Developers can install a single, off-the-shelf package and immediately start using the technologies within it without the time and effort required to manually integrate them.
To conclude: MBSE, simulation, digital twins, test-driven development, M2M automation, improved performance and more secure gateways and APIs, threat-centric AI/ML, along with a growing list of supporting vendors and standards, are emerging to help make OT/IoT systems more cyber resilient. What approaches are you taking to make your systems more cyber resilient? What is your experience with the tools and methods described in this article?
And thanks to my subscribers and visitors to my site for checking out ActiveCyber.net! Please give us your feedback because we’d love to know some topics you’d like to hear about in the area of active cyber defenses, PQ cryptography, risk assessment and modeling, autonomous security, digital forensics, securing OT / IIoT and IoT systems, Augmented Reality, or other emerging technology topics.
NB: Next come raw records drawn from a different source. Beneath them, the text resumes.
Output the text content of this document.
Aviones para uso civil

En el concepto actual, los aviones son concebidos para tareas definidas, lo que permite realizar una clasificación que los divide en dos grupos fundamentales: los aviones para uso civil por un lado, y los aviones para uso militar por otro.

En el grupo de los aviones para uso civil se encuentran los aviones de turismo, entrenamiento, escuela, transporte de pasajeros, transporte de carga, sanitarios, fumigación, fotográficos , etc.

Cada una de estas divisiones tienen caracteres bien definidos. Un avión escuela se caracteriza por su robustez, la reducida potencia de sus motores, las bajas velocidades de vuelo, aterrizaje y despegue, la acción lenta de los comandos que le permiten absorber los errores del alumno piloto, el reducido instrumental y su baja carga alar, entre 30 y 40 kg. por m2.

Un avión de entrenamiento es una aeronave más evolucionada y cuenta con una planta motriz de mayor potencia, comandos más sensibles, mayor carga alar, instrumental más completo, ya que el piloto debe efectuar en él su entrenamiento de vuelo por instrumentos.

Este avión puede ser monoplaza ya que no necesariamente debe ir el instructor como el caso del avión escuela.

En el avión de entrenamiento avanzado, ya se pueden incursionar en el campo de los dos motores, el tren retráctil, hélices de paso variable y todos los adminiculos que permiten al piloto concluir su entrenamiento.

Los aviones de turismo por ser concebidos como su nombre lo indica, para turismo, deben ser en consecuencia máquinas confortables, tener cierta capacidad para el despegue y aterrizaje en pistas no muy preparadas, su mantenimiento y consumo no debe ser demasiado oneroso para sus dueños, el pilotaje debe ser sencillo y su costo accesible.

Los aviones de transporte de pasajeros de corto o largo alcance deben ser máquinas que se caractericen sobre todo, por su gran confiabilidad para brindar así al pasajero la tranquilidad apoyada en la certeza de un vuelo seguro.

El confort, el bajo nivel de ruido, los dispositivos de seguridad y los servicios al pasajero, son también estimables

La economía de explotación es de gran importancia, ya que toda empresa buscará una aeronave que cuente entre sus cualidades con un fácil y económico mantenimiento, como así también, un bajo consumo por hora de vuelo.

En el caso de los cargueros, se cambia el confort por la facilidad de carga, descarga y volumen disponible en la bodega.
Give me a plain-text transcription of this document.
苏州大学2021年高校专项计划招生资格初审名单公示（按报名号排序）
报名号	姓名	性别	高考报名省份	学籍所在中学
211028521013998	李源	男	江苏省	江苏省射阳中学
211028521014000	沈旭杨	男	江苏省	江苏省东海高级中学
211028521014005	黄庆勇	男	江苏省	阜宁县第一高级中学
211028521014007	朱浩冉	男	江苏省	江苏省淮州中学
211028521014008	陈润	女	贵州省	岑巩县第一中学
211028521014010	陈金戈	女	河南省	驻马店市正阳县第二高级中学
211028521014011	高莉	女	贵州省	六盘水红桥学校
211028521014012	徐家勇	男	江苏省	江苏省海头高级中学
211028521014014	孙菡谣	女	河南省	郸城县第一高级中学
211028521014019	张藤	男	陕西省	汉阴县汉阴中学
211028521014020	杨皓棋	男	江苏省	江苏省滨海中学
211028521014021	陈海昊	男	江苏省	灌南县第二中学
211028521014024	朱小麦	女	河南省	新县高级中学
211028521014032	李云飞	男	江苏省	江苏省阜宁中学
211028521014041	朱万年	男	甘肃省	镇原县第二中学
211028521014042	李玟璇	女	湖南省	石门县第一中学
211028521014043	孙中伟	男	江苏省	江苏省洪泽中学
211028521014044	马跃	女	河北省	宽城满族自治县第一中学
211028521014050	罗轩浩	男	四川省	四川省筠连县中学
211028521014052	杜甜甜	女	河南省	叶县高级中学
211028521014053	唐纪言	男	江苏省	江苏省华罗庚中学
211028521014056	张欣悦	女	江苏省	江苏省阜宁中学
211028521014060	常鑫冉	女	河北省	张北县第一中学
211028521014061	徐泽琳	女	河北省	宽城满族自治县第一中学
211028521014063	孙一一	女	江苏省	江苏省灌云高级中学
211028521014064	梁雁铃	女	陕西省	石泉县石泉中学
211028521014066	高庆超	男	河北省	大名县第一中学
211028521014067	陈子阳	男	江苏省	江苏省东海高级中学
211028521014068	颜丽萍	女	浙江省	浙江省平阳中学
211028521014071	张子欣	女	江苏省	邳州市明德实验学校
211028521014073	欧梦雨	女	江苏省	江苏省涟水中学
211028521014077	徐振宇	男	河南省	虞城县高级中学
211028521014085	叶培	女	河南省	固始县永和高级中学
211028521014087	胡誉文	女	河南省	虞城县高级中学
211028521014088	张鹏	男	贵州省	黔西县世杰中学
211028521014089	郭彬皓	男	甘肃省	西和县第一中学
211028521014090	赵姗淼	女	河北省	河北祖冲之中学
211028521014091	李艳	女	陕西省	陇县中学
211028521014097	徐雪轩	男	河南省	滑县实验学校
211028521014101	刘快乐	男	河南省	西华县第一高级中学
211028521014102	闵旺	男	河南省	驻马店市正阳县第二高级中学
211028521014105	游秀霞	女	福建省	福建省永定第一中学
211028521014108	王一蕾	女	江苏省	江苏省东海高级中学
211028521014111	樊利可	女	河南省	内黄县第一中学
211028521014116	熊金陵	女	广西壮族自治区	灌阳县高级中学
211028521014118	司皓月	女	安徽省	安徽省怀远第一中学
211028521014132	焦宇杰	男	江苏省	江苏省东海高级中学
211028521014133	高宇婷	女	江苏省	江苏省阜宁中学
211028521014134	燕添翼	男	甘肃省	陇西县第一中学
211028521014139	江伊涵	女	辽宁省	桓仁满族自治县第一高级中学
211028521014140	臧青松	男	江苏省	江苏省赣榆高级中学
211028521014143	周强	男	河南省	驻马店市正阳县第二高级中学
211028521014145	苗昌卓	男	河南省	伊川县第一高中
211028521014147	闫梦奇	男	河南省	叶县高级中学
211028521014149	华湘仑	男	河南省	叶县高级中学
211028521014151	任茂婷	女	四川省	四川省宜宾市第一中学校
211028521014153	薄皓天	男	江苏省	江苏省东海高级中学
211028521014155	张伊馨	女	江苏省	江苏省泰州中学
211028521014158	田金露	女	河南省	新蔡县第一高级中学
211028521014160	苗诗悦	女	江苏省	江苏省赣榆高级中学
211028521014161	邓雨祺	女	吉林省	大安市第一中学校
Also, email chrisdaly@activecyber.net if you’re interested in interviewing or advertising with us at Active Cyber™.
Hi Chris,
In may ways I see this following both my concerns and hopes of some recent work I have been doing in AI. As they advance, Generative Adversarial Networks (GAN) have the potential to solve many of security and testing issues that are difficult to test or reproduce today.
Great article. We can talk more offline.